Late night television was born in NYC.
When the Tonight Show with Steve Allen premiered in 1954, it created a whole new world, not only for television, but for the entire culture. Late night TV was a America's bedtime story. During his 30-year reign as host of the Tonight Show, Johnny Carson was the nation's comforter-in-chief. In the years and decades since, so many other late night shows and hosts have come and gone that it's hard to keep track. And, of course, late night TV extended for beyond NYC, into "beautiful downtown Burbank" and the West Coast.
But late night TV has always been, at heart, a New York City thing. Like the city itself, it's always been a little edgy, a little nasty, a little smartass, a little offbeat, and yet always had a big welcoming heart.
Think Letterman. Think Jon Stewart.
So it's a sad occasion that the Late Show with Stephen Colbert has been cancelled. In May 2026 it will end completely. Its network, CBS, is getting out of the late night business altogether. The reasons for this cancellation are, according to CBS, purely financial. But it's entirely possible that it was done to help grease the wheels of a huge merger that is taking place between CBS and Skydance. Skydance is owned by ultra-Republican billionaire Larry Ellison and Colbert used his show daily to bash Trump. Ending the show not only saves CBS money but also appeases the FTC to approve the merger, as well as Larry Ellison's ego (it's rumored that he'll turn CBS into another Fox News).

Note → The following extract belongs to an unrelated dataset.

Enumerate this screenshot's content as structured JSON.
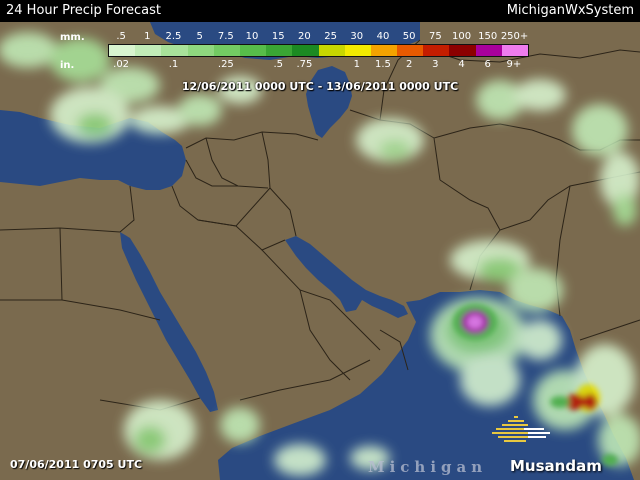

The financial and the political are, let's face it, one and the same. One hand washes the other. Power speaks to power.
Also, the economics of late night TV awful: the Tonight Show is down to four nights a week, Late Night lost its band, other late night shows have been cancelled and not replaced, it's a shrinking, dying breed. People would rather watch streaming or YouTube or watch their phones. Who needs late night TV?
But it's a sad moment for late television, for the culture, and for NYC. Something has been lost, never to be replaced. We'll remember late night TV the same way some people remember cigarette ads on TV or other cultural ephemera. Gone, but not forgotten.
P.S. the Colbert show is the only late night show that I went to a taping of, and I wrote about it briefly in 2018.